The Marriage Foundation attribute this to the nature of marriage itself, claiming that the act or decision to marry promotes, and therefore can lead to, stability. They point to the 'inertia' theory of relationships, commonly known as "sliding versus deciding", which holds that by marrying, couples are making an active commitment towards their partner which will lead to a greater stability within the relationship.
In contrast, it is claimed, many cohabiting couples drift into relationships. Some argue that through living together, couples can become "trapped" in relationships that otherwise would have faded. They may therefore slide into having children together, or even marrying, without making an active decision to commit to their partner and the relationship. So, the Marriage Foundation claims, by encouraging couples to actively think about and commit to their relationship, i.e. get married, their relationships will become more stable.

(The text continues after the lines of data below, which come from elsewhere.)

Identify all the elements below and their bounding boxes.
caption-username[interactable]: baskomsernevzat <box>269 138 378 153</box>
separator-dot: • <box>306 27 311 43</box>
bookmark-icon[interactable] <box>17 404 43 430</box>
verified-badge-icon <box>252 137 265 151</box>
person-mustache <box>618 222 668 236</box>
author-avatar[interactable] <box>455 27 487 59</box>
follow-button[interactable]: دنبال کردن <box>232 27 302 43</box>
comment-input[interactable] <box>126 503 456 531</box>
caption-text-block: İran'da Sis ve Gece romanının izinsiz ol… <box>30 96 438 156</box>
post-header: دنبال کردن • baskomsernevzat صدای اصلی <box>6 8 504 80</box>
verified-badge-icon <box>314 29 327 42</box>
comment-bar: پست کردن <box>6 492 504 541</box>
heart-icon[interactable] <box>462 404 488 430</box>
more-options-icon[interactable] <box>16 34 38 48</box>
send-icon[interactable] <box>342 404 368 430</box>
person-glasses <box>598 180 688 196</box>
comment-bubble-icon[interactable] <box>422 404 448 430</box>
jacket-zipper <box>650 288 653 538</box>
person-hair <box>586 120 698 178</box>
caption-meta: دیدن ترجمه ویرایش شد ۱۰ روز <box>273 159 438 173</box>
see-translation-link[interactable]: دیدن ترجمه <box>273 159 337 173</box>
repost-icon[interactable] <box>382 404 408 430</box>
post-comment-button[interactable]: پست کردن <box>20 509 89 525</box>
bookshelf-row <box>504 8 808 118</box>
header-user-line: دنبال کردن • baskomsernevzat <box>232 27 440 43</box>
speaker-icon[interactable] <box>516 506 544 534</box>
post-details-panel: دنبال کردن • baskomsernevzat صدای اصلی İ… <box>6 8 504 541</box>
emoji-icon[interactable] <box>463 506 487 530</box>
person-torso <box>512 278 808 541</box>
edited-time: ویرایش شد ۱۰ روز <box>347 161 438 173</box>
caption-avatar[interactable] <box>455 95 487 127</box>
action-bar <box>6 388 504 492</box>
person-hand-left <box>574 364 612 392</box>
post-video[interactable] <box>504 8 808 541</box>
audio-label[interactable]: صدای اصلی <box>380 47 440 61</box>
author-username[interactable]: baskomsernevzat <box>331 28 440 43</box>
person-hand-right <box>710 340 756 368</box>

However, the reality is more complex. The research behind the 'inertia' theory was not looking at cohabiting relationships generally, but the impact pre-marital cohabitation has on divorce rates. It has found that, where couples had lived together before marriage, the quality of the relationship was lower and so more likely to end in divorce, than had they not done so. This would indicate that the act of marrying is not sufficient to stabilise those relationships that are weaker or more "inert", and so little would be gained by encouraging unmarried parents to marry, as the Marriage Foundation appear to imply.
This would suggest that the act of marrying does not confer stability onto couples, which has been borne out by other studies attempting to establish whether there is any causation between getting married and having a stronger relationship or better outcomes for children. This points to the importance of "selection" to explain the difference between types of relationship. This means that a decision to marry will depend on many factors, such as the educational, ethnic and socio-economic status of the couple. Some studies have pointed to the theory of the "poor-man's marriage", that cohabiting parents tend to have a similar level of commitment to married parents, but fewer resources.
One point raised by the Marriage Foundation gets closer to the heart of where any intervention should be focused. They note that the greatest risk of divorcing is between the third and sixth year of marriage. Similarly, for unmarried parents, the greatest risk of separation is during the early years of parenthood. This would indicate that whatever the nature of the relationship, the most vulnerable period is at the earlier stages. The Marriage Foundation recommends that the Government should give serious priority to implementing an extensive scheme for improving the quality of relationships.
This is a good idea, if applied across the board. Some studies have indicated that support for parents which focuses on the quality of the couple relationship rather than their parenting skills is more effective in improving outcomes for children. It is also possible to establish from pregnancy onwards which couples are going to experience greater vulnerabilities in their relationship. Provided resources are available, these couples could be offered the necessary support to strengthen the quality of their relationship and so, hopefully, decrease the chances of relationship breakdown.
As the Marriage Foundation rightly comments, family breakdown costs the country more than the defence budget, not to mention the personal cost, and there needs to be a focus on a way to reduce the worst excesses of this. However, it is equally as important that we focus on the right remedy. There are many good reasons why an individual couple may want to get married, for instance the greater legal rights marriage provides (as opposed to the far fewer rights for cohabiting couples). But it is important that we do not bestow upon marriage powers it does not possess, such as the claim that the act of marriage provides stability to a relationship that was not there previously.
Not only does it send out a message to unmarried couples and their children that they are somehow less committed, and therefore inferior to married couples, but if other factors are in fact responsible for additional relationship stress and family breakdown, it distracts attention away from successfully identifying and dealing with those. This is too important an issue to get wrong.